Workflows, rebase, patch theory
Ben Finney
bignose+hates-spam at benfinney.id.au
Wed May 7 09:48:58 BST 2008
"Stephen J. Turnbull" <stephen at xemacs.org> writes:
> Ben Finney writes:
>
> > > The big disadvantage is you're throwing away history
> >
> > Yes.
>
> I don't understand why people keep saying this when it quite
> obviously isn't true. The only time git ever throws away history is
> when you run "git-gc --prune". What happens in git-rebase is like
> ripping a page from the index of a history book while leaving the
> descriptive text intact, not like ripping out a chapter. Oh, and I
> guess you then scribble a new summary of the chapter on the flyleaf
> so you can find it easily.
My understanding is this: The state of the tree to which a revision
was applied is a fact of history that gets "thrown away" by rebase.
Is that wrong?
> So what *is* true is that the link between a branch name and a
> certain history is broken by rebasing.
By "a certain history" I think you mean what I called "the state of
the tree", including the current set of revisions.

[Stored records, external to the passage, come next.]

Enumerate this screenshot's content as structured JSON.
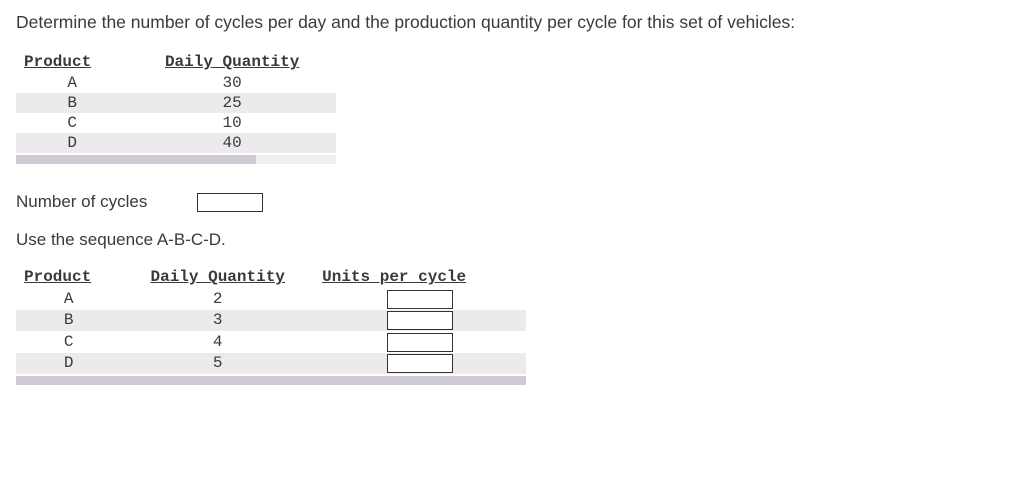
{
  "question": "Determine the number of cycles per day and the production quantity per cycle for this set of vehicles:",
  "table1": {
    "headers": {
      "product": "Product",
      "qty": "Daily Quantity"
    },
    "rows": [
      {
        "p": "A",
        "q": "30"
      },
      {
        "p": "B",
        "q": "25"
      },
      {
        "p": "C",
        "q": "10"
      },
      {
        "p": "D",
        "q": "40"
      }
    ]
  },
  "cycles_label": "Number of cycles",
  "cycles_value": "",
  "sequence_label": "Use the sequence A-B-C-D.",
  "table2": {
    "headers": {
      "product": "Product",
      "qty": "Daily Quantity",
      "upc": "Units per cycle"
    },
    "rows": [
      {
        "p": "A",
        "q": "2",
        "u": ""
      },
      {
        "p": "B",
        "q": "3",
        "u": ""
      },
      {
        "p": "C",
        "q": "4",
        "u": ""
      },
      {
        "p": "D",
        "q": "5",
        "u": ""
      }
    ]
  },
  "colors": {
    "row_alt": "#eceaed",
    "scrollbar_track": "#f0eef1",
    "scrollbar_thumb": "#cfc9d3",
    "text": "#3a3a3a"
  }
}
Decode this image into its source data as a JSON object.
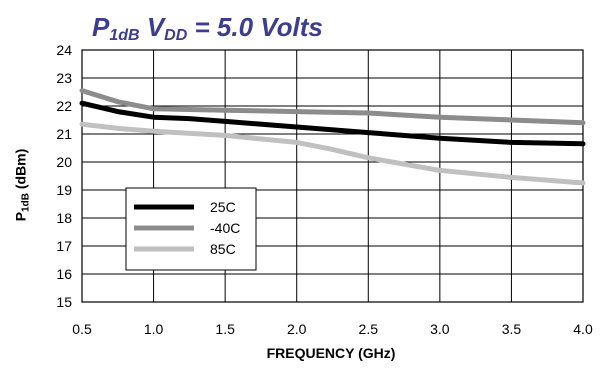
{
  "title": {
    "p": "P",
    "p_sub": "1dB",
    "v": "V",
    "v_sub": "DD",
    "rest": "= 5.0 Volts"
  },
  "axes": {
    "y_p": "P",
    "y_sub": "1dB",
    "y_unit": "(dBm)",
    "x_label": "FREQUENCY (GHz)"
  },
  "chart_data": {
    "type": "line",
    "title": "P1dB VDD = 5.0 Volts",
    "xlabel": "FREQUENCY (GHz)",
    "ylabel": "P1dB (dBm)",
    "xlim": [
      0.5,
      4.0
    ],
    "ylim": [
      15,
      24
    ],
    "xticks": [
      "0.5",
      "1.0",
      "1.5",
      "2.0",
      "2.5",
      "3.0",
      "3.5",
      "4.0"
    ],
    "yticks": [
      "15",
      "16",
      "17",
      "18",
      "19",
      "20",
      "21",
      "22",
      "23",
      "24"
    ],
    "grid": true,
    "legend_position": "lower-left",
    "series": [
      {
        "name": "25C",
        "color": "#000000",
        "x": [
          0.5,
          0.75,
          1.0,
          1.25,
          1.5,
          2.0,
          2.5,
          3.0,
          3.5,
          4.0
        ],
        "y": [
          22.1,
          21.8,
          21.6,
          21.55,
          21.45,
          21.25,
          21.05,
          20.85,
          20.7,
          20.65
        ]
      },
      {
        "name": "-40C",
        "color": "#8c8c8c",
        "x": [
          0.5,
          0.75,
          1.0,
          1.5,
          2.0,
          2.5,
          3.0,
          3.5,
          4.0
        ],
        "y": [
          22.55,
          22.15,
          21.9,
          21.85,
          21.8,
          21.75,
          21.6,
          21.5,
          21.4
        ]
      },
      {
        "name": "85C",
        "color": "#c0c0c0",
        "x": [
          0.5,
          0.75,
          1.0,
          1.5,
          2.0,
          2.25,
          2.5,
          3.0,
          3.5,
          4.0
        ],
        "y": [
          21.35,
          21.2,
          21.1,
          20.95,
          20.7,
          20.45,
          20.15,
          19.7,
          19.45,
          19.25
        ]
      }
    ]
  }
}
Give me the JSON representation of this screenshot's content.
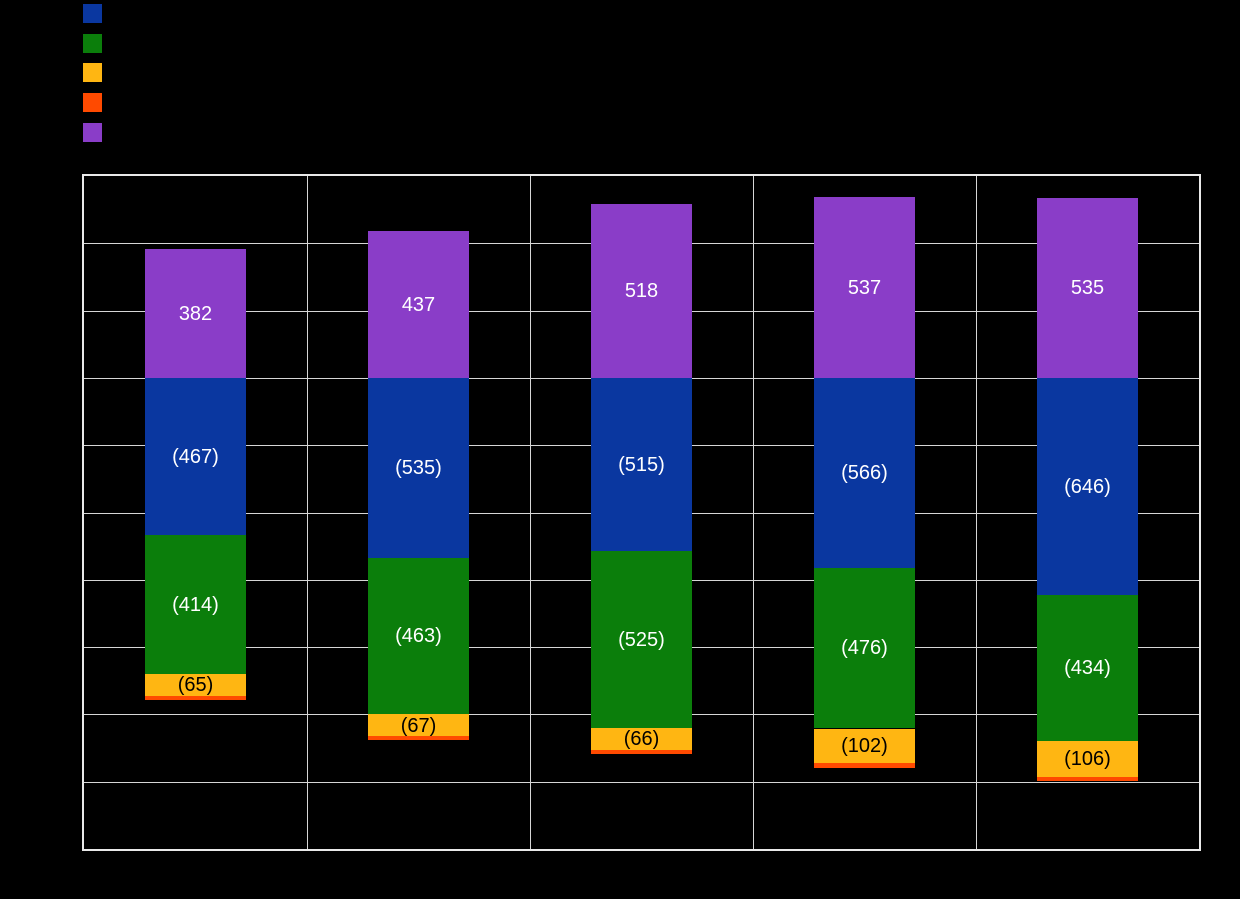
{
  "canvas": {
    "background_color": "#000000"
  },
  "chart_data": {
    "type": "bar",
    "stacked": true,
    "orientation": "vertical",
    "title": "",
    "xlabel": "",
    "ylabel": "",
    "categories": [
      "",
      "",
      "",
      "",
      ""
    ],
    "series": [
      {
        "name": "series-blue",
        "legend_label": "",
        "color": "#0A37A0",
        "label_color": "#FFFFFF",
        "show_labels": true,
        "values": [
          -467,
          -535,
          -515,
          -566,
          -646
        ]
      },
      {
        "name": "series-green",
        "legend_label": "",
        "color": "#0B7E0B",
        "label_color": "#FFFFFF",
        "show_labels": true,
        "values": [
          -414,
          -463,
          -525,
          -476,
          -434
        ]
      },
      {
        "name": "series-amber",
        "legend_label": "",
        "color": "#FFB612",
        "label_color": "#000000",
        "show_labels": true,
        "values": [
          -65,
          -67,
          -66,
          -102,
          -106
        ]
      },
      {
        "name": "series-orange",
        "legend_label": "",
        "color": "#FF4A00",
        "label_color": "#000000",
        "show_labels": false,
        "values": [
          -13,
          -12,
          -12,
          -15,
          -12
        ]
      },
      {
        "name": "series-purple",
        "legend_label": "",
        "color": "#8A3DC8",
        "label_color": "#FFFFFF",
        "show_labels": true,
        "values": [
          382,
          437,
          518,
          537,
          535
        ]
      }
    ],
    "label_format": "negatives_in_parentheses",
    "visible_positive_labels": [
      "382",
      "437",
      "518",
      "537",
      "535"
    ],
    "visible_negative_labels": [
      [
        "(467)",
        "(414)",
        "(65)"
      ],
      [
        "(535)",
        "(463)",
        "(67)"
      ],
      [
        "(515)",
        "(525)",
        "(66)"
      ],
      [
        "(566)",
        "(476)",
        "(102)"
      ],
      [
        "(646)",
        "(434)",
        "(106)"
      ]
    ],
    "ylim": [
      -1400,
      600
    ],
    "ytick_step": 200,
    "grid": true,
    "grid_color": "#D6D6D6",
    "plot_border_color": "#E9E9E9",
    "legend_position": "top-left",
    "axis_tick_labels_visible": false
  }
}
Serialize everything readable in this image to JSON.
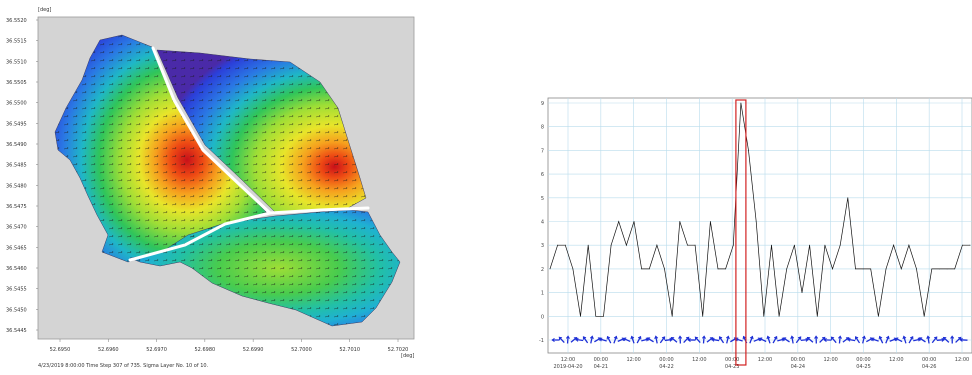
{
  "map": {
    "unit_top": "[deg]",
    "unit_right": "[deg]",
    "y_ticks": [
      "36.5520",
      "36.5515",
      "36.5510",
      "36.5505",
      "36.5500",
      "36.5495",
      "36.5490",
      "36.5485",
      "36.5480",
      "36.5475",
      "36.5470",
      "36.5465",
      "36.5460",
      "36.5455",
      "36.5450",
      "36.5445"
    ],
    "x_ticks": [
      "52.6950",
      "52.6960",
      "52.6970",
      "52.6980",
      "52.6990",
      "52.7000",
      "52.7010",
      "52.7020"
    ],
    "status": "4/23/2019 8:00:00  Time Step 307 of 735. Sigma Layer No. 10 of 10.",
    "colors": {
      "plot_bg": "#d4d4d4",
      "low": "#2b3fd9",
      "high": "#d81c12"
    }
  },
  "chart_data": {
    "type": "line",
    "title": "",
    "xlabel": "",
    "ylabel": "",
    "y_ticks": [
      "9",
      "8",
      "7",
      "6",
      "5",
      "4",
      "3",
      "2",
      "1",
      "0",
      "-1"
    ],
    "ylim": [
      -1,
      9
    ],
    "x_tick_labels": [
      [
        "12:00",
        "2019-04-20"
      ],
      [
        "00:00",
        "04-21"
      ],
      [
        "12:00",
        ""
      ],
      [
        "00:00",
        "04-22"
      ],
      [
        "12:00",
        ""
      ],
      [
        "00:00",
        "04-23"
      ],
      [
        "12:00",
        ""
      ],
      [
        "00:00",
        "04-24"
      ],
      [
        "12:00",
        ""
      ],
      [
        "00:00",
        "04-25"
      ],
      [
        "12:00",
        ""
      ],
      [
        "00:00",
        "04-26"
      ],
      [
        "12:00",
        ""
      ]
    ],
    "series": [
      {
        "values": [
          2,
          3,
          3,
          2,
          0,
          3,
          0,
          0,
          3,
          4,
          3,
          4,
          2,
          2,
          3,
          2,
          0,
          4,
          3,
          3,
          0,
          4,
          2,
          2,
          3,
          9,
          7,
          4,
          0,
          3,
          0,
          2,
          3,
          1,
          3,
          0,
          3,
          2,
          3,
          5,
          2,
          2,
          2,
          0,
          2,
          3,
          2,
          3,
          2,
          0,
          2,
          2,
          2,
          2,
          3,
          3
        ]
      }
    ],
    "highlight_index": 25,
    "colors": {
      "line": "#111111",
      "grid": "#b9dcec",
      "arrows": "#1d2fd6",
      "highlight": "#d22222"
    }
  }
}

The fact that a
revision was applied in the context of a particular state of the
branch is information that is part of the history of the branch.
> This is a genuine, important problem, but if you identify it as
> "throwing away history" then you probably are eliminating a large
> fraction of the possible ways to solve it.
I hope the above makes it clear why we're considering it so.